Mardi 31 mars, une semaine après avoir annoncé le départ de Nicolas Di Felice, Courrèges a révélé le nom de son successeur. Drew Henry prendra la tête de la direction artistique à compter du mois de mai et montrera sa première collection à la fashion week de Paris en septembre.
La marque fait le pari de recruter quelqu’un qui n’a, jusqu’ici, jamais piloté de maison. Drew Henry, 38 ans, est originaire de Mpumalanga en Afrique du Sud. Diplômé du Lisof (une école technique spécialisée dans le patronage et la construction du vêtement à Johannesbourg) et de la Central Saint Martins à Londres, il a commencé sa carrière chez Celine aux côtés de Phoebe Philo, avant d’être nommé directeur du design chez JW Anderson. En 2020, il a secondé Phoebe Philo pour le lancement de sa propre marque, puis a rejoint Burberry en 2023 dans l’ombre de Daniel Lee.

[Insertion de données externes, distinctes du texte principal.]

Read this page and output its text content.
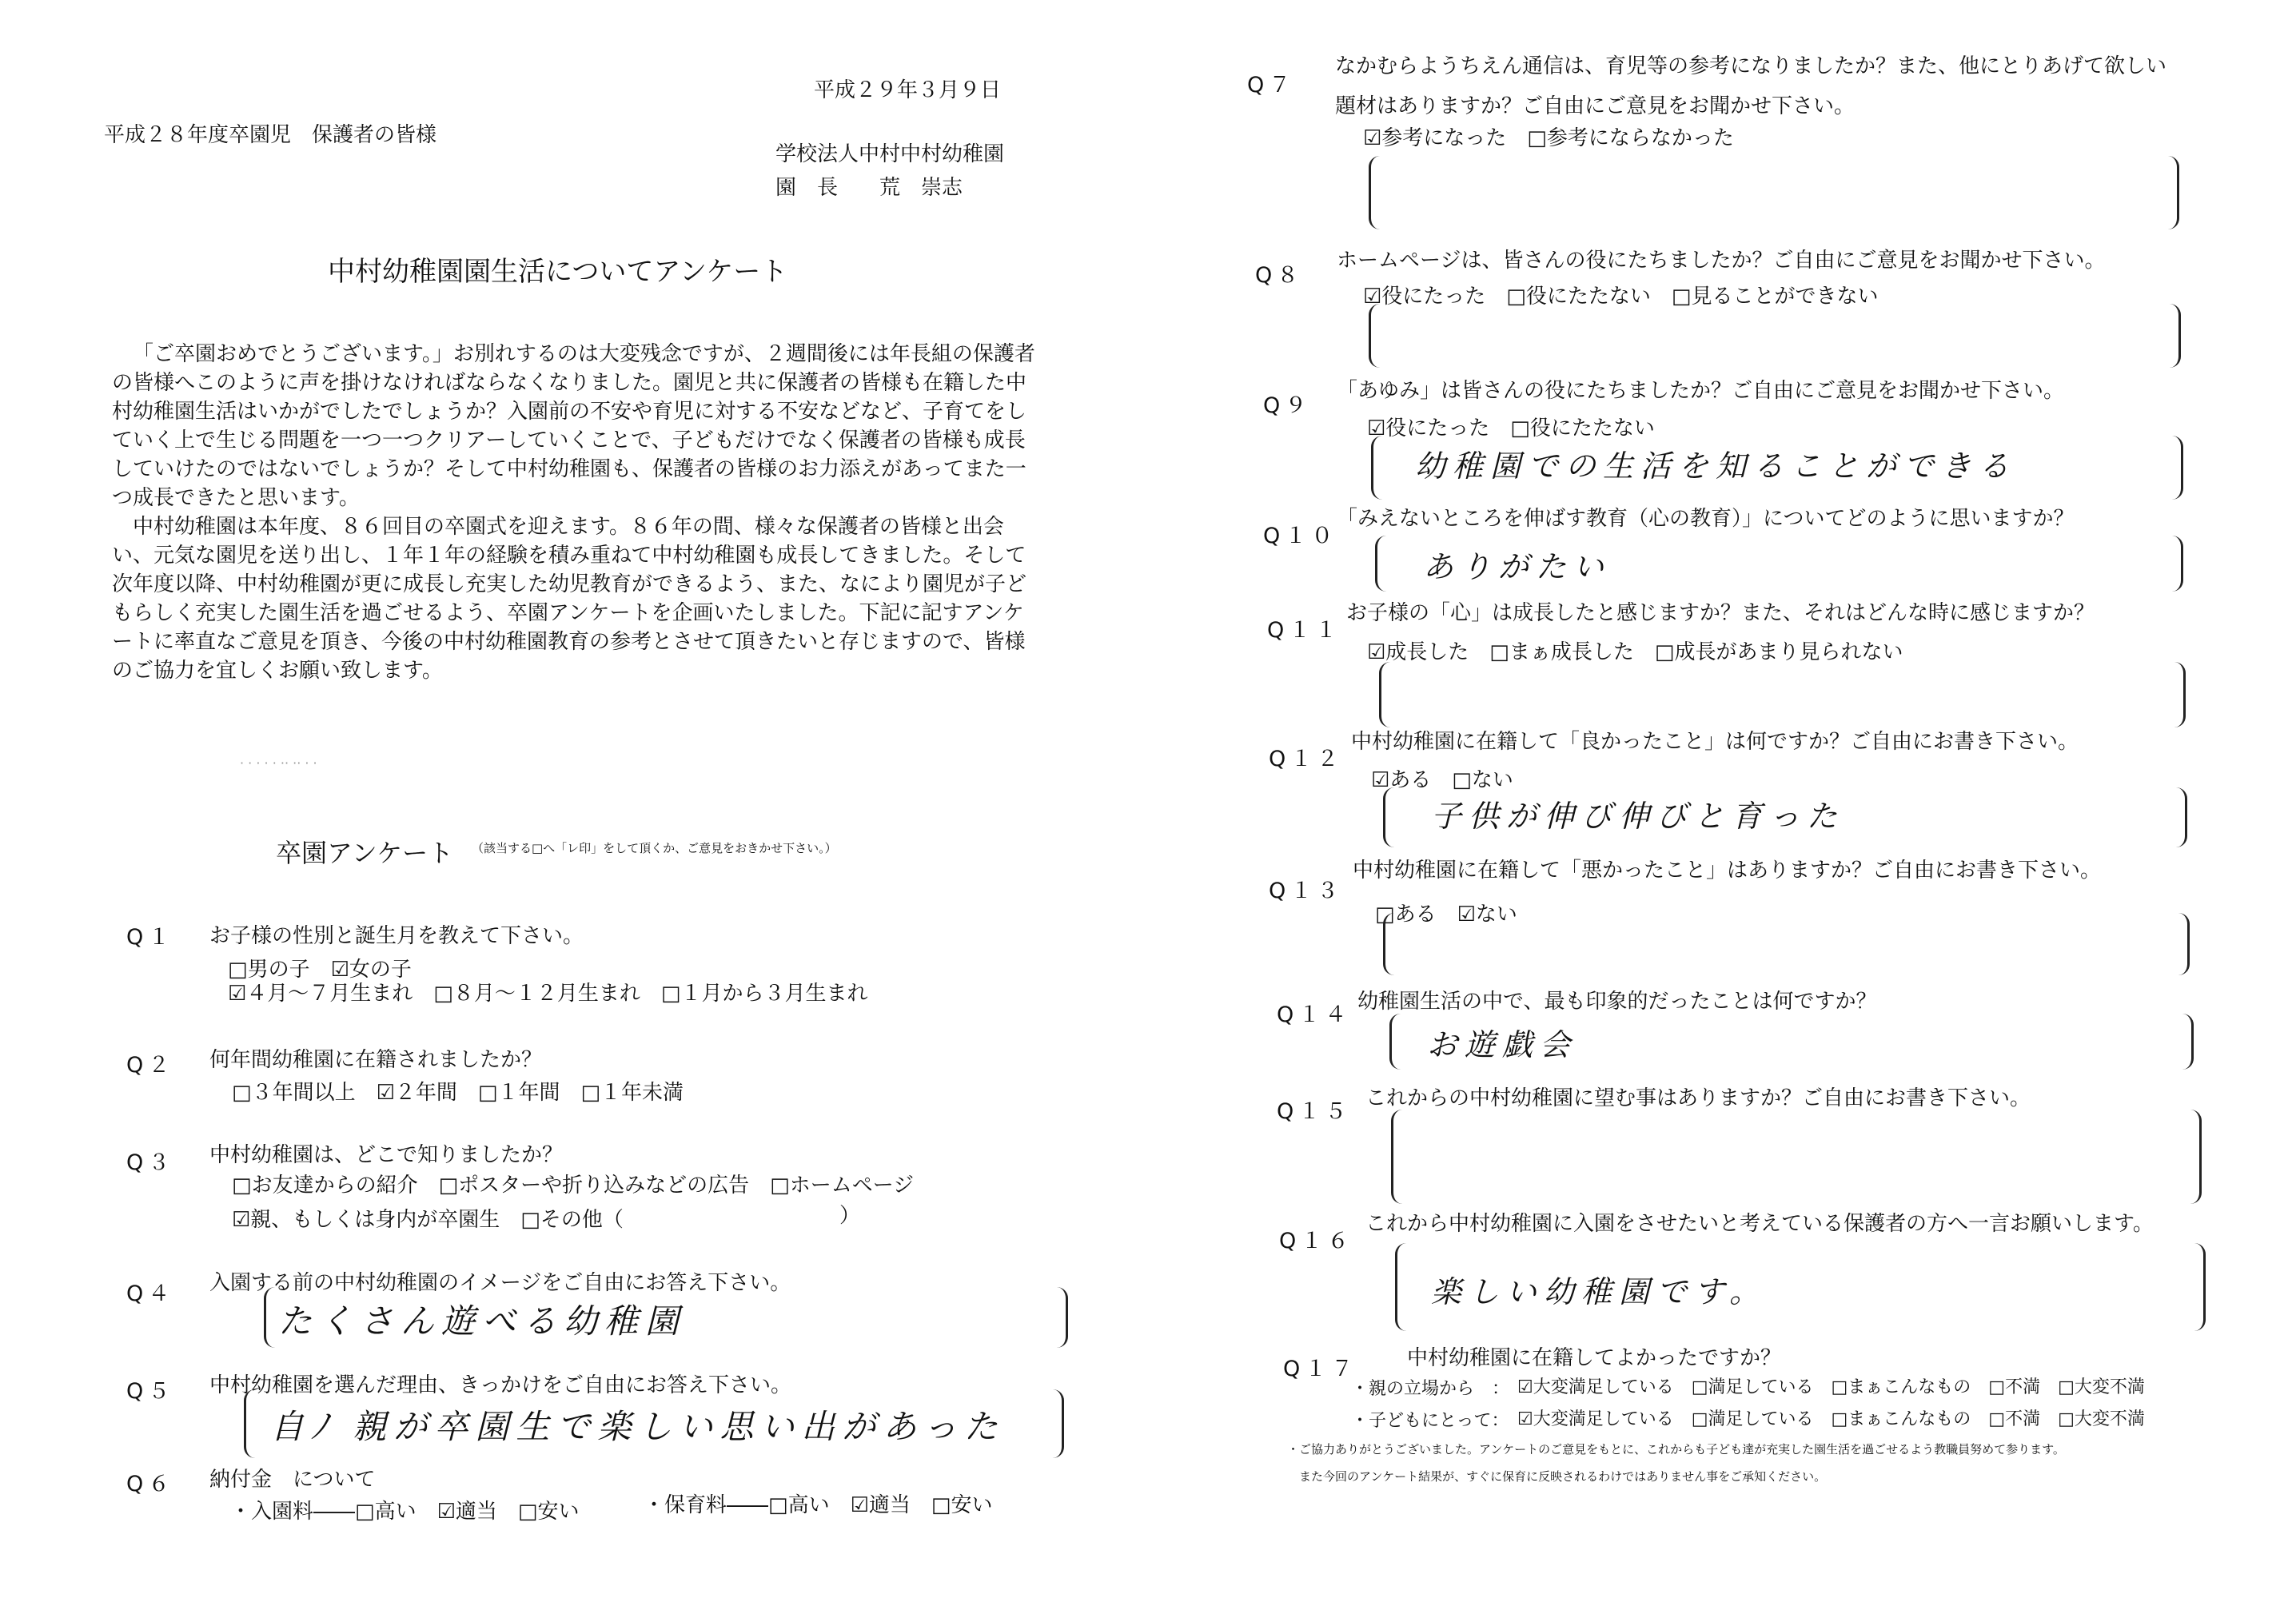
平成２９年３月９日
平成２８年度卒園児　保護者の皆様
学校法人中村中村幼稚園
園　長　　荒　崇志
中村幼稚園園生活についてアンケート

「ご卒園おめでとうございます。」お別れするのは大変残念ですが、２週間後には年長組の保護者の皆様へこのように声を掛けなければならなくなりました。園児と共に保護者の皆様も在籍した中村幼稚園生活はいかがでしたでしょうか？入園前の不安や育児に対する不安などなど、子育てをしていく上で生じる問題を一つ一つクリアーしていくことで、子どもだけでなく保護者の皆様も成長していけたのではないでしょうか？そして中村幼稚園も、保護者の皆様のお力添えがあってまた一つ成長できたと思います。

中村幼稚園は本年度、８６回目の卒園式を迎えます。８６年の間、様々な保護者の皆様と出会い、元気な園児を送り出し、１年１年の経験を積み重ねて中村幼稚園も成長してきました。そして次年度以降、中村幼稚園が更に成長し充実した幼児教育ができるよう、また、なにより園児が子どもらしく充実した園生活を過ごせるよう、卒園アンケートを企画いたしました。下記に記すアンケートに率直なご意見を頂き、今後の中村幼稚園教育の参考とさせて頂きたいと存じますので、皆様のご協力を宜しくお願い致します。

· · · · · ·· ·· · ·
卒園アンケート （該当する□へ「レ印」をして頂くか、ご意見をおきかせ下さい。）
Q１ お子様の性別と誕生月を教えて下さい。
□男の子　☑女の子
☑４月～７月生まれ　□８月～１２月生まれ　□１月から３月生まれ
Q２ 何年間幼稚園に在籍されましたか？
□３年間以上　☑２年間　□１年間　□１年未満
Q３ 中村幼稚園は、どこで知りましたか？
□お友達からの紹介　□ポスターや折り込みなどの広告　□ホームページ
☑親、もしくは身内が卒園生　□その他（	）
Q４ 入園する前の中村幼稚園のイメージをご自由にお答え下さい。
たくさん遊べる幼稚園
Q５ 中村幼稚園を選んだ理由、きっかけをご自由にお答え下さい。
自ﾉ 親が卒園生で楽しい思い出があった
Q６ 納付金　について
・入園料――□高い　☑適当　□安い	・保育料――□高い　☑適当　□安い
Q７
なかむらようちえん通信は、育児等の参考になりましたか？また、他にとりあげて欲しい
題材はありますか？ご自由にご意見をお聞かせ下さい。
☑参考になった　□参考にならなかった
Q８
ホームページは、皆さんの役にたちましたか？ご自由にご意見をお聞かせ下さい。
☑役にたった　□役にたたない　□見ることができない
Q９
「あゆみ」は皆さんの役にたちましたか？ご自由にご意見をお聞かせ下さい。
☑役にたった　□役にたたない
幼稚園での生活を知ることができる
Q１０
「みえないところを伸ばす教育（心の教育）」についてどのように思いますか？
ありがたい
Q１１
お子様の「心」は成長したと感じますか？また、それはどんな時に感じますか？
☑成長した　□まぁ成長した　□成長があまり見られない
Q１２
中村幼稚園に在籍して「良かったこと」は何ですか？ご自由にお書き下さい。
☑ある　□ない
子供が伸び伸びと育った
Q１３
中村幼稚園に在籍して「悪かったこと」はありますか？ご自由にお書き下さい。
□ある　☑ない
Q１４
幼稚園生活の中で、最も印象的だったことは何ですか？
お遊戯会
Q１５
これからの中村幼稚園に望む事はありますか？ご自由にお書き下さい。
Q１６
これから中村幼稚園に入園をさせたいと考えている保護者の方へ一言お願いします。
楽しい幼稚園です。
Q１７ 中村幼稚園に在籍してよかったですか？
・親の立場から　： ☑大変満足している　□満足している　□まぁこんなもの　□不満　□大変不満
・子どもにとって： ☑大変満足している　□満足している　□まぁこんなもの　□不満　□大変不満
・ご協力ありがとうございました。アンケートのご意見をもとに、これからも子ども達が充実した園生活を過ごせるよう教職員努めて参ります。
また今回のアンケート結果が、すぐに保育に反映されるわけではありません事をご承知ください。
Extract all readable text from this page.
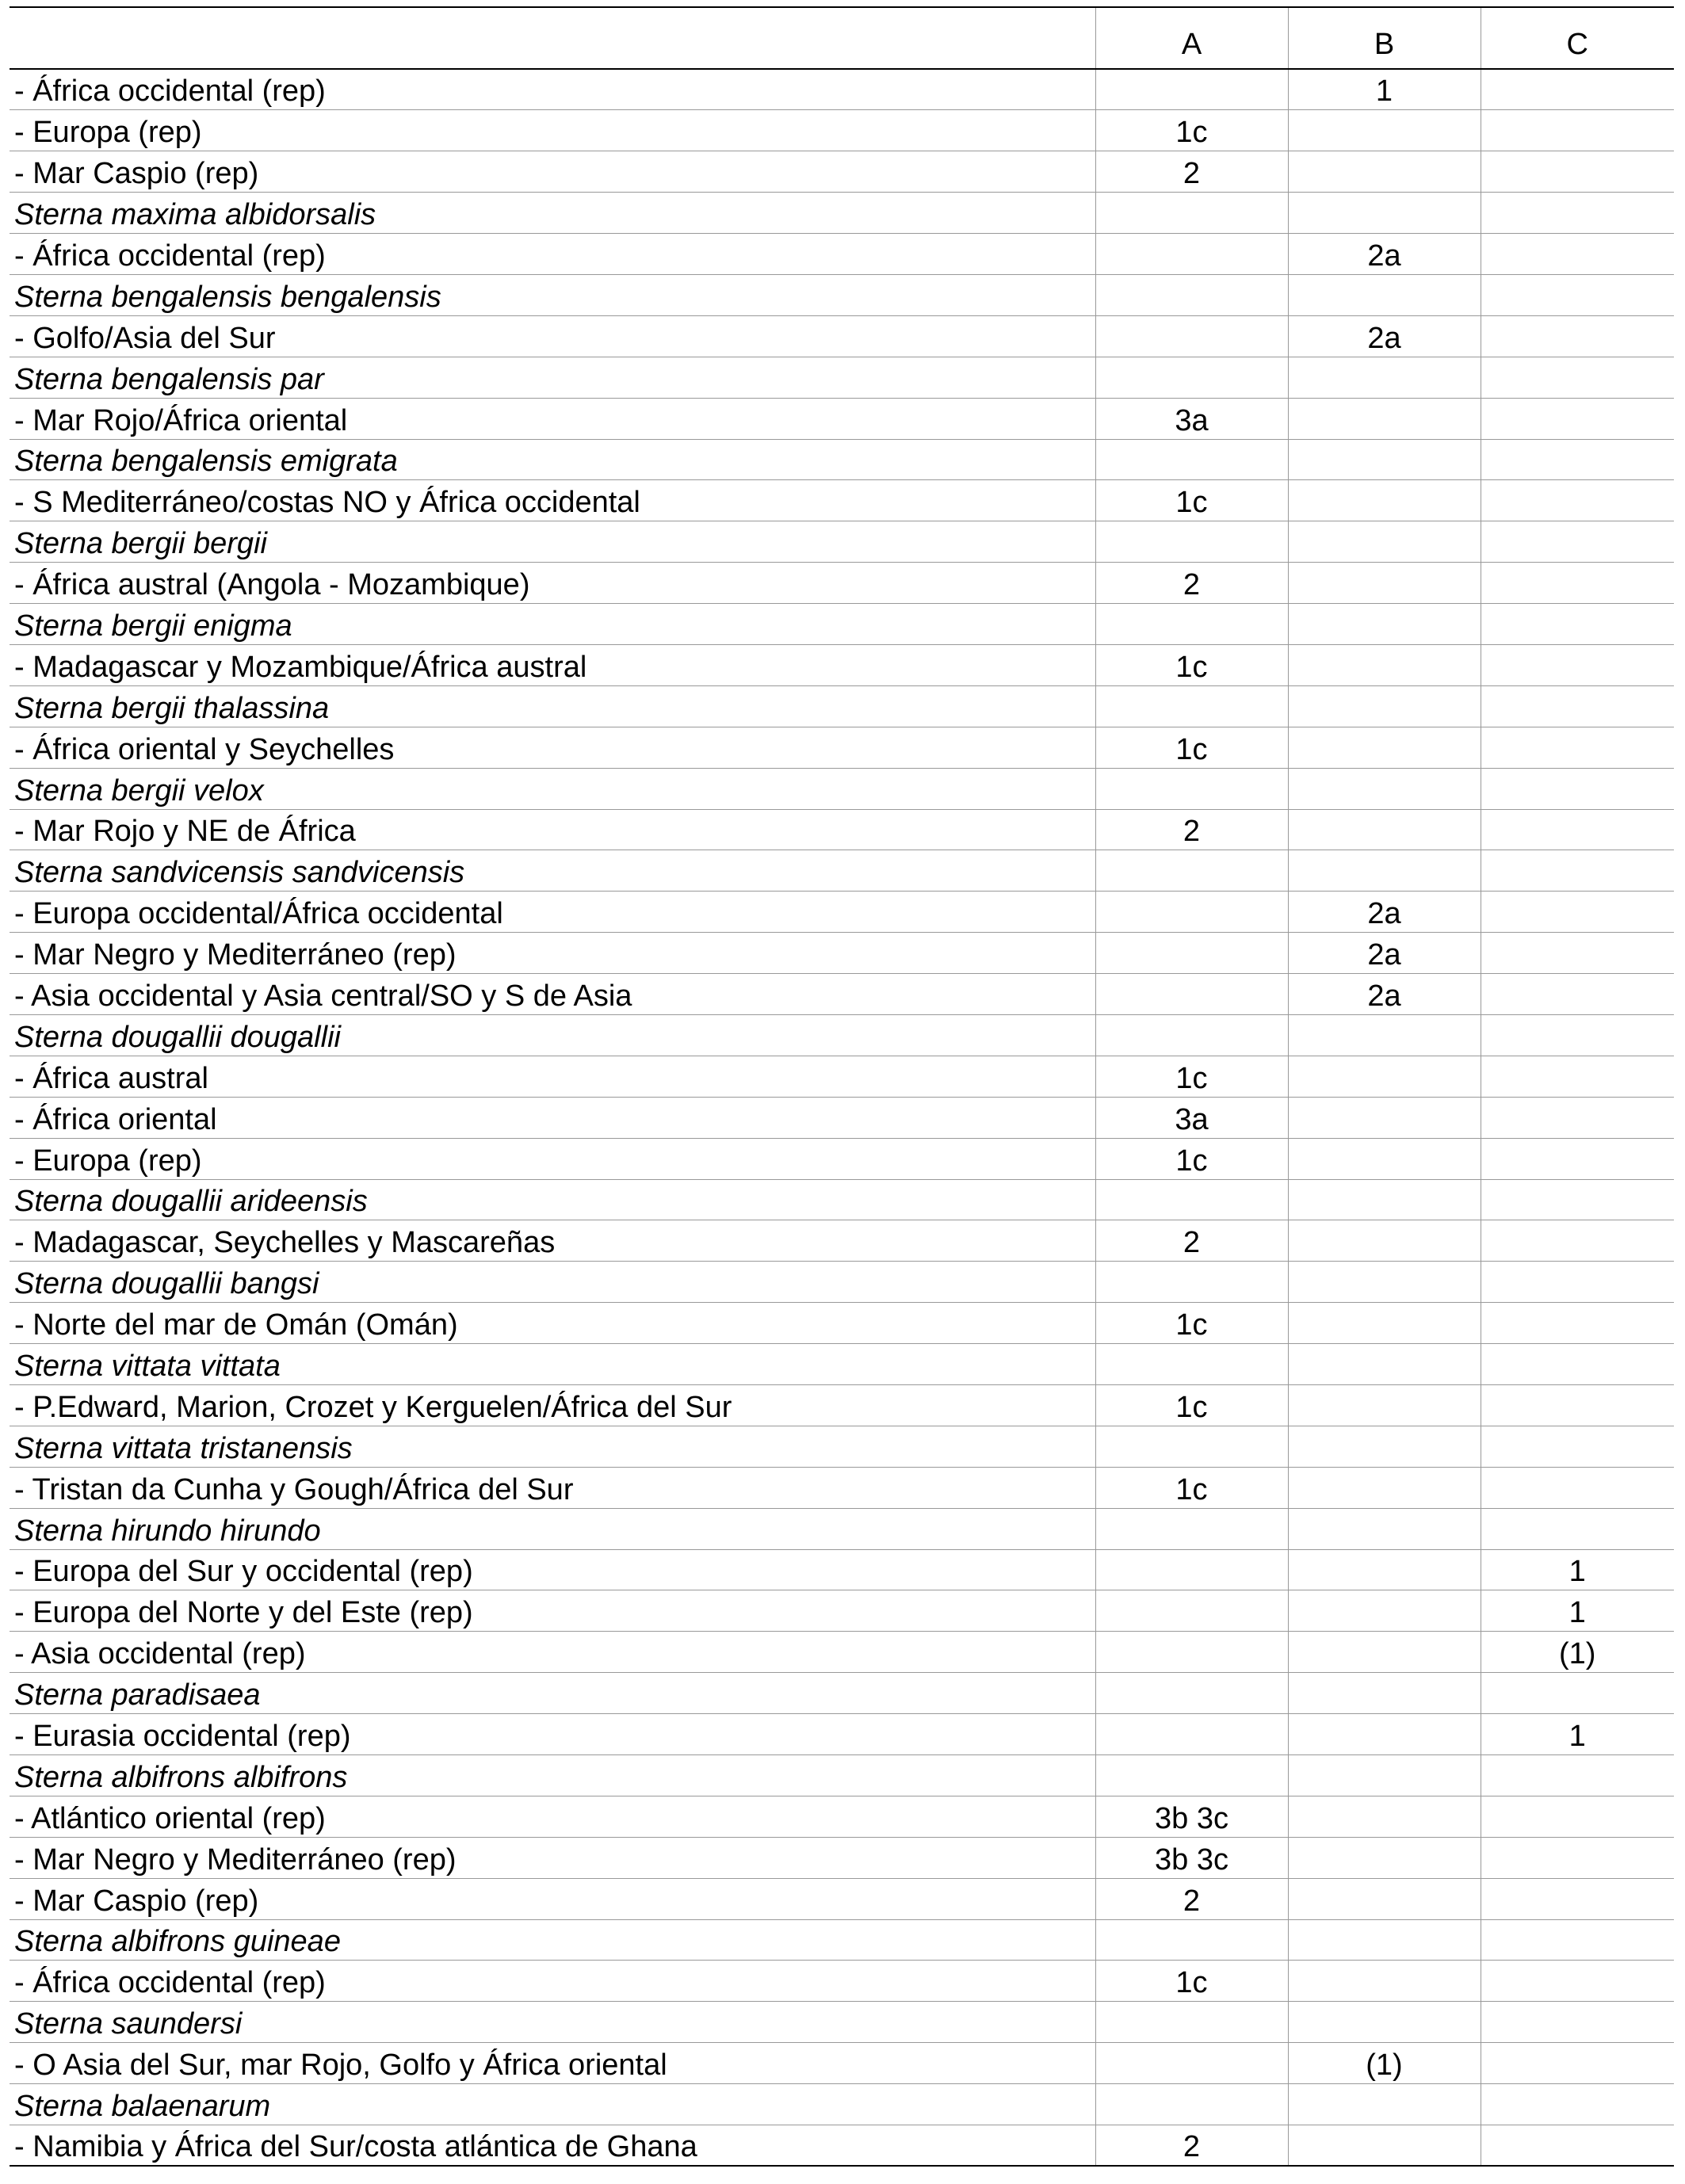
	A	B	C
- África occidental (rep)		1	
- Europa (rep)	1c		
- Mar Caspio (rep)	2		
Sterna maxima albidorsalis			
- África occidental (rep)		2a	
Sterna bengalensis bengalensis			
- Golfo/Asia del Sur		2a	
Sterna bengalensis par			
- Mar Rojo/África oriental	3a		
Sterna bengalensis emigrata			
- S Mediterráneo/costas NO y África occidental	1c		
Sterna bergii bergii			
- África austral (Angola - Mozambique)	2		
Sterna bergii enigma			
- Madagascar y Mozambique/África austral	1c		
Sterna bergii thalassina			
- África oriental y Seychelles	1c		
Sterna bergii velox			
- Mar Rojo y NE de África	2		
Sterna sandvicensis sandvicensis			
- Europa occidental/África occidental		2a	
- Mar Negro y Mediterráneo (rep)		2a	
- Asia occidental y Asia central/SO y S de Asia		2a	
Sterna dougallii dougallii			
- África austral	1c		
- África oriental	3a		
- Europa (rep)	1c		
Sterna dougallii arideensis			
- Madagascar, Seychelles y Mascareñas	2		
Sterna dougallii bangsi			
- Norte del mar de Omán (Omán)	1c		
Sterna vittata vittata			
- P.Edward, Marion, Crozet y Kerguelen/África del Sur	1c		
Sterna vittata tristanensis			
- Tristan da Cunha y Gough/África del Sur	1c		
Sterna hirundo hirundo			
- Europa del Sur y occidental (rep)			1
- Europa del Norte y del Este (rep)			1
- Asia occidental (rep)			(1)
Sterna paradisaea			
- Eurasia occidental (rep)			1
Sterna albifrons albifrons			
- Atlántico oriental (rep)	3b 3c		
- Mar Negro y Mediterráneo (rep)	3b 3c		
- Mar Caspio (rep)	2		
Sterna albifrons guineae			
- África occidental (rep)	1c		
Sterna saundersi			
- O Asia del Sur, mar Rojo, Golfo y África oriental		(1)	
Sterna balaenarum			
- Namibia y África del Sur/costa atlántica de Ghana	2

Son parcours dans des maisons prestigieuses est a priori un gage de confiance, mais choisir un designer qui n’a jamais fait ses preuves en tant que numéro 1 est toujours un pari risqué que de moins en moins de grandes marques semblent prêtes à relever. L’exemple raté de Sabato de Sarno, propulsé en 2023 à la tête de Gucci après des années à travailler comme bras droit de Pierpaolo Piccioli chez Valentino a montré les limites de l’exercice. Moins deux ans après son arrivée, la marque florentine se séparait de lui.
« Des pièces à la fois modernes, fonctionnelles et sans détour »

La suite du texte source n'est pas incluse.